Toujours concernant le traitement, la 2e étape a été la « Prophylaxie préexposition » (PrEP). Il a été mis en évidence en 2012 que les traitements antirétroviraux permettaient de prévenir les contaminations pour les personnes très exposées. Cette découverte a permis à ces
personnes de se dire : « Je n'arrive pas à mettre de préservatif, ou pas systématiquement, mais si je prends cette prophylaxie, alors je suis protégé. »
Ces évolutions ont eu des effets à différents de points de vue : cela a eu un effet individuel avec des répercussions sur la vie quotidienne des personnes, cela a eu un effet collectif sur le contrôle et la maîtrise de l’épidémie, mais cela a aussi permis de rééquilibrer les rapports de force entre les soignants et les personnes vivant avec le VIH ou les personnes exposées, ces dernières devenant dès lors autonomes par rapport au choix de leur sexualité, de leur prévention et de leur vie.
Quelles découvertes scientifiques ont été déterminantes ?

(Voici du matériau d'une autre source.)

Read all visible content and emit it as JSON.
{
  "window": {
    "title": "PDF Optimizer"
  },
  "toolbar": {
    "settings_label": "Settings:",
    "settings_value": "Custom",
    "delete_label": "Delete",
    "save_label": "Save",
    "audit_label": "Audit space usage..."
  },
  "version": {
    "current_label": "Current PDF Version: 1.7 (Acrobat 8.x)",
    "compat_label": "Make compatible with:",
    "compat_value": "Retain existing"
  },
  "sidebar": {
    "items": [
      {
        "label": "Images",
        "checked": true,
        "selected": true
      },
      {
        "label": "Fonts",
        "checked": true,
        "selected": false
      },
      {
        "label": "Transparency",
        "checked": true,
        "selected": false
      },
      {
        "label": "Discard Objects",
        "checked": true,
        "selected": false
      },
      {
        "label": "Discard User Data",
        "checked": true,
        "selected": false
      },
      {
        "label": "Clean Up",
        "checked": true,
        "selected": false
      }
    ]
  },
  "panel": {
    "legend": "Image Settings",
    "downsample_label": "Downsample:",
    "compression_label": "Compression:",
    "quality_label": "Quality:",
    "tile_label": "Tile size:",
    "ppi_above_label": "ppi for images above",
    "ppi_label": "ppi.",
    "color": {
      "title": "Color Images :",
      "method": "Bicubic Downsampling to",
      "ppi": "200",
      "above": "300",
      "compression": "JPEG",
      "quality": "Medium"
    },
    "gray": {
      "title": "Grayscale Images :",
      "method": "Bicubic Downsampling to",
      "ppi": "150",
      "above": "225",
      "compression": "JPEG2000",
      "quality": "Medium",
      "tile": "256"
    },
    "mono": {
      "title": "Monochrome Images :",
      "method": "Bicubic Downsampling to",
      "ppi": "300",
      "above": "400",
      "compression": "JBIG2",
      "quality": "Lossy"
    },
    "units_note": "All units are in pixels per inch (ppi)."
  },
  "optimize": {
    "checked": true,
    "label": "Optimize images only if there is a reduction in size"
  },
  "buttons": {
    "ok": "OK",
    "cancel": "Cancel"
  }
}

M. D. : Après la mise au point des premiers traitements en 1996, la recherche a continué à développer de nouvelles lignes de traitement. Cela a permis d’une part d'intervenir sur les différents moments de la réplication du virus dans l'organisme mais aussi d’offrir des solutions aux personnes sous traitement qui se trouvaient en échappement thérapeutique. En effet, après plusieurs années, certaines personnes sous traitement ne répondaient plus positivement au traitement et finissaient par mourir du sida.
Pour y remédier, sans discontinuer depuis des années, les chercheurs mettent au point de nouvelles stratégies thérapeutiques. C'est presque invisible, parce qu'on sait que les traitements sont arrivés en 1996, mais c’est très important à souligner.

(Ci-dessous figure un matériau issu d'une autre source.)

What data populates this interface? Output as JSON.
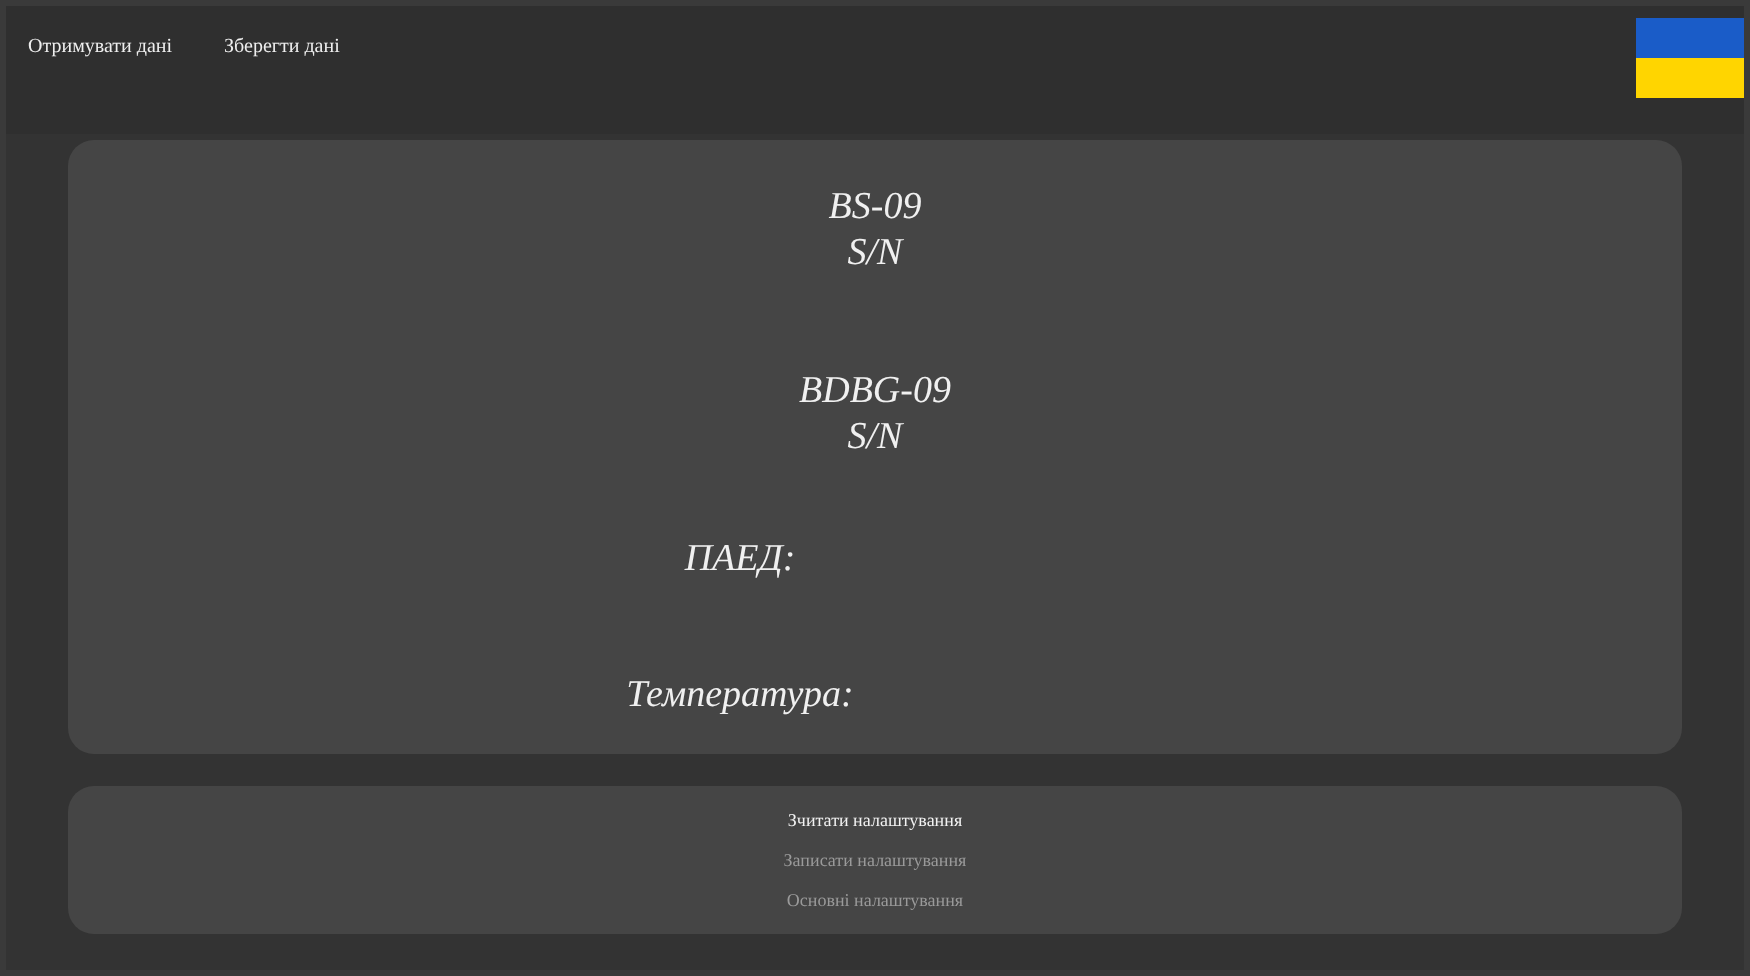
{
  "nav": [
    {
      "label": "Отримувати дані"
    },
    {
      "label": "Зберегти дані"
    }
  ],
  "devices": [
    {
      "name": "BS-09",
      "sn": "S/N"
    },
    {
      "name": "BDBG-09",
      "sn": "S/N"
    }
  ],
  "readings": [
    {
      "label": "ПАЕД:"
    },
    {
      "label": "Температура:"
    }
  ],
  "settings_menu": [
    {
      "label": "Зчитати налаштування",
      "selected": true
    },
    {
      "label": "Записати налаштування",
      "selected": false
    },
    {
      "label": "Основні налаштування",
      "selected": false
    }
  ]
}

Vous avez apporté une photo d’Yves Yomb. Quelle est son histoire ?
M. D. : Cette photo d’Yves Yomb, prise en 2017 lors de la Conférence internationale sur le sida (IAS), à Paris, représente énormément de choses dans la lutte contre le sida. D'abord, ça marqué un changement dans l’importance accordée par l'État français à la lutte contre le VIH puisque le président de la République n’a pas jugé nécessaire de venir à cette conférence mondiale.
L'autre changement majeur, c’est que Yves Yomb – un homme gay camerounais, militant de lutte contre le VIH – a pris la parole à la première personne pour raconter son expérience, ce que représente la vie au Cameroun d’un homme homosexuel vivant avec le VIH. À travers cette prise de parole, il sortait du silence.

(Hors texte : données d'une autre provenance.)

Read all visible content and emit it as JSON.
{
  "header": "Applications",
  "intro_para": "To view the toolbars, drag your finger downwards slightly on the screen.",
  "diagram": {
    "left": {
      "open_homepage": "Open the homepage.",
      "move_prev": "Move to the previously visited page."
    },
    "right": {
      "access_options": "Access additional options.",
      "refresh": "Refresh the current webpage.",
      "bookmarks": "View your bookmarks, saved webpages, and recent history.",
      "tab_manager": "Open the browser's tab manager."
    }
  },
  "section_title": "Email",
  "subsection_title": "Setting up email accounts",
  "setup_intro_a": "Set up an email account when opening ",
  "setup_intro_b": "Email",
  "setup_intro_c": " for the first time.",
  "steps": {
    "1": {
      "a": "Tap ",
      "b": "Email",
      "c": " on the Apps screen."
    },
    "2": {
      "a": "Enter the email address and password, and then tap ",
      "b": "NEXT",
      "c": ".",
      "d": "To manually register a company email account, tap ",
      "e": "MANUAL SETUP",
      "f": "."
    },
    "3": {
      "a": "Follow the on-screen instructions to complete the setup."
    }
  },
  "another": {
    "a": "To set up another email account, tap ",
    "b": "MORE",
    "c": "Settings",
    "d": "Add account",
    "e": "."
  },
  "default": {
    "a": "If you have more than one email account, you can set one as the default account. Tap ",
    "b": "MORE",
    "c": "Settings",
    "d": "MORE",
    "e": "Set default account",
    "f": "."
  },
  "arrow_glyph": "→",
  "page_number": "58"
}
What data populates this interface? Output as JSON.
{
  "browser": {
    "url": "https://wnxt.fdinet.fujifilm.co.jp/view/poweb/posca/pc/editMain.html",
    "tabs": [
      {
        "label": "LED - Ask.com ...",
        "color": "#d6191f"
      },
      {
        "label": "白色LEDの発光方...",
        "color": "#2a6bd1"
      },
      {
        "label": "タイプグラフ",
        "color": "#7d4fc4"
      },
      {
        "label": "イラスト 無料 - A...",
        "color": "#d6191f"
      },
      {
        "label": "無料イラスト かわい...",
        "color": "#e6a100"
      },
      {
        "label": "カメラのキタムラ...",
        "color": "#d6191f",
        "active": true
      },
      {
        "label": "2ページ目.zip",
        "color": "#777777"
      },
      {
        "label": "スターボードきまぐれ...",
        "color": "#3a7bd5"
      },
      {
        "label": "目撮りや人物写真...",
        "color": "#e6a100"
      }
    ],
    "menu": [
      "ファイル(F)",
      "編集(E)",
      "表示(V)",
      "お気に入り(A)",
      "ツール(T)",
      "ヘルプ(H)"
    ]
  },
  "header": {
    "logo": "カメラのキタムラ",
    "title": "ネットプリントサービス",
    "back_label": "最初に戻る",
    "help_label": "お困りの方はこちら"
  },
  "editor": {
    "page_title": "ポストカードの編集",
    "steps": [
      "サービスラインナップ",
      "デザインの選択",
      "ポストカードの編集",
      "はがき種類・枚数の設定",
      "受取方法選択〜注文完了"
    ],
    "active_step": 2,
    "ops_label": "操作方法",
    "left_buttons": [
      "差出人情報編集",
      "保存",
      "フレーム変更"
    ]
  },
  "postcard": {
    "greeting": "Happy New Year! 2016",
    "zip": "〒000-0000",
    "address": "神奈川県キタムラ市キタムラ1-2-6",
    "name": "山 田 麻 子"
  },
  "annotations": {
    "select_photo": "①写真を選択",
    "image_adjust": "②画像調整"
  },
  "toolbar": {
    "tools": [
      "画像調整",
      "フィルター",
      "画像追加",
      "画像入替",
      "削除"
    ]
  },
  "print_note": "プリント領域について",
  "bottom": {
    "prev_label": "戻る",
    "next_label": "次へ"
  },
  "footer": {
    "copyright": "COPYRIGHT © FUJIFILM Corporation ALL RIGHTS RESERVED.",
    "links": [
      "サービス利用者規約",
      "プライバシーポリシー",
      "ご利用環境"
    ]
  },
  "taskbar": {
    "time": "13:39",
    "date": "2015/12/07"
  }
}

C’est malgré tout ce silence qui l’a tué deux plus tard, alors qu’il était en France pour la Conférence de restitution du Fonds mondial contre le sida, la tuberculose et le paludisme, et qu’il a dû être hospitalisé. Il a en effet fallu de trop nombreuses semaines pour identifier le cancer qui était en train de le tuer.
Pourquoi j’en parle ? C’est parce que quand bien même on a des traitements à disposition, quand bien même on peut parler publiquement, quand bien même on est une figure de la lutte contre le sida… le silence, l'incapacité à dire sa maladie (du fait de la famille, de la pression sociale…), ça peut vous tuer car vous avez du retard au dépistage. Et ce qui a tué Yves, c’est le Papillomavirus humain (HPV), un virus qui tue massivement les personnes vivant avec le VIH.
Quel message voulez-vous adresser aux chercheurs ?
M. D. : Leur dire qu’il ne faut pas hésiter à venir nous parler. Le savoir, le laboratoire, le monde de la recherche, qui est extrêmement compétitif et exigeant pour les chercheurs, peut isoler. Dans la lutte contre le VIH, l’un des premiers grands succès des chercheurs c’est d’avoir su parler aux malades, aux associations… Et c’est vraiment le message que j’ai envie de faire passer aux jeunes chercheurs : n’hésitez pas à venir à la rencontre des associations, à ouvrir vos laboratoires comme vos prédécesseurs ou Françoise Barré-Sinoussi l’on fait, parce que c’est ensemble que l’on arrive à trouver des solutions.